After all, it’s a lot more fun and fulfilling when the team you cover is winning … especially in the midst of a nine-year playoff drought.
But, alas, I was right … though I’m not proud of it.
ON A miserable Sunday afternoon at “The Ralph,” in the cold and snow, Buffalo concluded its discouraging season with a 30-7 victory over the clearly ambivalent Colts to finish 6-10.
To say the least it was a bizarre season.
Ten days before it began coach Dick Jauron, who had presided over three straight 7-9 seasons, fired offensive coordinator Turk Schonert and replaced him with quarterback coach Alex Van Pelt.
Then, less than a week before the season opener at New England, starting left offensive tackle Langston Walker was released.
To veteran wide receiver Terrell Owens, signed in the off-season, “that started the downward spiral.”
In the opener, the Bills stared down the Patriots at Gillette Stadium for 58 minutes and didn’t blink.
But a New England touchdown with barely two minutes to play cut Buffalo’s 11-point lead to four and when cornerback Leodis McKelvin fumbled the ensuing kickoff return, the Pats’ second TD in 1:16 handed the Bills a stunning 25-24 defeat.
It was one of five losses by a touchdown-or-less by Buffalo including a galling 6-3 decision to the Browns at “The Ralph.” Struggling Cleveland, in a stretch of 22 games, had only two victories, both at Buffalo.
Then came the injuries as an NFL-leading 20 players went on injured reserve, 14 of them who had started at least once.
Just after mid-season, Jauron was justifiably fired and replaced by interim coach Perry Fewell, the former defensive coordinator, who managed to go 3-4 over the final seven games.
And while Sunday’s victory had a large personnel asterisk for the Colts, Fewell, supposedly in the mix when new Bills’ general manager Buddy Nix picks a head coach, maintained there was reason for optimism in the season-ending victory.
“I THINK it says a lot about their character,” he said of his team. “They could have given up a long time ago and they didn’t.
“I’ve coached seven games with them … we fought and had a chance to win each ball game except Atlanta (31-3 loss) last week.”
He added, “They kept fighting to the very end and I think that says a lot about them.
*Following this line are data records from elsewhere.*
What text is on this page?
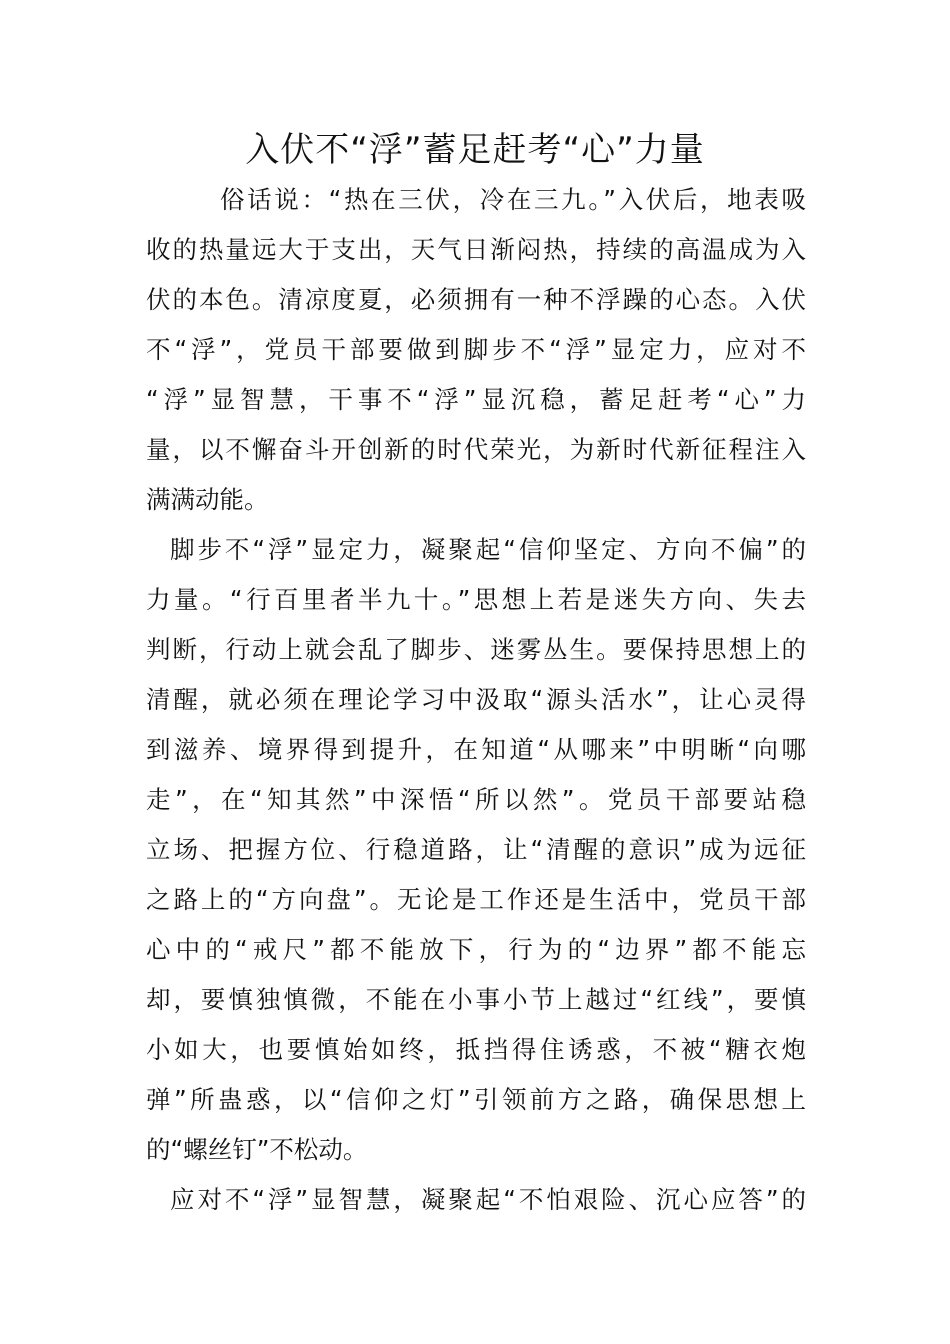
入伏不“浮”蓄足赶考“心”力量
俗话说：“热在三伏，冷在三九。”入伏后，地表吸
收的热量远大于支出，天气日渐闷热，持续的高温成为入
伏的本色。清凉度夏，必须拥有一种不浮躁的心态。入伏
不“浮”，党员干部要做到脚步不“浮”显定力，应对不
“浮”显智慧，干事不“浮”显沉稳，蓄足赶考“心”力
量，以不懈奋斗开创新的时代荣光，为新时代新征程注入
满满动能。
脚步不“浮”显定力，凝聚起“信仰坚定、方向不偏”的
力量。“行百里者半九十。”思想上若是迷失方向、失去
判断，行动上就会乱了脚步、迷雾丛生。要保持思想上的
清醒，就必须在理论学习中汲取“源头活水”，让心灵得
到滋养、境界得到提升，在知道“从哪来”中明晰“向哪
走”，在“知其然”中深悟“所以然”。党员干部要站稳
立场、把握方位、行稳道路，让“清醒的意识”成为远征
之路上的“方向盘”。无论是工作还是生活中，党员干部
心中的“戒尺”都不能放下，行为的“边界”都不能忘
却，要慎独慎微，不能在小事小节上越过“红线”，要慎
小如大，也要慎始如终，抵挡得住诱惑，不被“糖衣炮
弹”所蛊惑，以“信仰之灯”引领前方之路，确保思想上
的“螺丝钉”不松动。
应对不“浮”显智慧，凝聚起“不怕艰险、沉心应答”的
They wanted to go out and win a football game today … (get) one win to feel good (about).”
And after the victory, Fewell expressed his appreciation to his team.
“I thanked them for their effort … for their cooperation,” he said. “This team could’ve gone astray, gotten into trouble and done this or that, but they didn’t, they stayed focused.”
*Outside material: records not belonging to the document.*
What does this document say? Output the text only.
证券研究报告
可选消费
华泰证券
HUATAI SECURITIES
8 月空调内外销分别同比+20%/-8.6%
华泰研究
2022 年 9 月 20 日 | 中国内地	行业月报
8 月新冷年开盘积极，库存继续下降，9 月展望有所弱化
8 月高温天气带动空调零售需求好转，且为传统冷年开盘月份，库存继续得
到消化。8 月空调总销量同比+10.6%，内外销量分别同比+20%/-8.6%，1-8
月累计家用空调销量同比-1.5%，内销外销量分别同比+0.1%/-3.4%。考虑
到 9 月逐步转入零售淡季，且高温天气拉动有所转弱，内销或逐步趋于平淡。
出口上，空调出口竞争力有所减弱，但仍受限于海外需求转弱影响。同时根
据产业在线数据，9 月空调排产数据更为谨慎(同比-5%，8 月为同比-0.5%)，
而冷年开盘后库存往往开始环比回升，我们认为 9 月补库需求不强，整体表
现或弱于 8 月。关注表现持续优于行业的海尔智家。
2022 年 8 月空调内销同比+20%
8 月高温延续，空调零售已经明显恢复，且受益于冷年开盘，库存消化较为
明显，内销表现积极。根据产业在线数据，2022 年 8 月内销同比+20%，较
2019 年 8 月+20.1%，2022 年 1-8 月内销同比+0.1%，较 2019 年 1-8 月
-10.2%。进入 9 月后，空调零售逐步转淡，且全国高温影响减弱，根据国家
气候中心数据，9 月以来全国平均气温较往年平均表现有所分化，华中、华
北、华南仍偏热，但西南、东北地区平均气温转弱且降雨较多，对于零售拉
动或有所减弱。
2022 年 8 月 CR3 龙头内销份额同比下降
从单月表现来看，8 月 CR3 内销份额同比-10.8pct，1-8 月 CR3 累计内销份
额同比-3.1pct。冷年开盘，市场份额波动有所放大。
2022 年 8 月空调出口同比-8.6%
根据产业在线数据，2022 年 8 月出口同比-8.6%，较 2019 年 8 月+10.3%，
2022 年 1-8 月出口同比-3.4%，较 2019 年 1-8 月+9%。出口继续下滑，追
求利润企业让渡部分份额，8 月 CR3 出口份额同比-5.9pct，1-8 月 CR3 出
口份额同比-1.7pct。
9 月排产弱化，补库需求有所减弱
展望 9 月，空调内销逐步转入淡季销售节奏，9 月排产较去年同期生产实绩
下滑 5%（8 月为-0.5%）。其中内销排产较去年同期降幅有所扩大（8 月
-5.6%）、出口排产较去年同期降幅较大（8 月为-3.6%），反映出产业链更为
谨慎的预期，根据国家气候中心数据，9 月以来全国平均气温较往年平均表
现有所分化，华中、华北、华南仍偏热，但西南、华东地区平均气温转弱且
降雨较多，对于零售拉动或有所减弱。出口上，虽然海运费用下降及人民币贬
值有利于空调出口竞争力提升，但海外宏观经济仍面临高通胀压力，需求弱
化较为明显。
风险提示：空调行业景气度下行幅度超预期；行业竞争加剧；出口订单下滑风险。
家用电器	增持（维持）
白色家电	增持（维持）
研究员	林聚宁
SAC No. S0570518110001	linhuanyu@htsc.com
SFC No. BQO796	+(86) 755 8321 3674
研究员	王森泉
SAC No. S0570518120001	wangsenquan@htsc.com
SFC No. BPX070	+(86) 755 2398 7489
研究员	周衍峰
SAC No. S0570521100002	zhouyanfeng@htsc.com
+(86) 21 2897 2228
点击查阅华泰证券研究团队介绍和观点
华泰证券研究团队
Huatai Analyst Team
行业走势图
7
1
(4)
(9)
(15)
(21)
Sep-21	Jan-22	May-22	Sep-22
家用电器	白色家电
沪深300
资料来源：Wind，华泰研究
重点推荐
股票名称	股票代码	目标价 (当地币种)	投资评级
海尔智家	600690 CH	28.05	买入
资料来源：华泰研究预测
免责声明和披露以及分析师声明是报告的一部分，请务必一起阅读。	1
And the message wasn’t lost.
“He said he was proud of the guys sticking together and trying to finish the season strong,” said defensive tackle Kyle Williams. “It was a rough year wins and losses-wise. We had so many guys on IR and hurt guys not on IR trying to play and stick in for their teammates to help us win.”
And veteran defensive end Chris Kelsay, who has been part of only one winning campaign in his seven years as a pro, added, “The season was pretty dismal for us (so) to end on a high note was good for the morale of the team.”
As for what he learned from Fewell, Kelsay added, “to have fun and play the game the way it’s supposed to be played.
“It’s a business, it’s our livelihood, but it’s still the game we played as little kids in the backyard. It’s about attitude, it’s about passion, and playing with emotion. It’s about doing your job and being accountable to your teammates.”
And for one afternoon, in lousy weather, albeit against a decidedly indifferent opponent, the Bills did just that.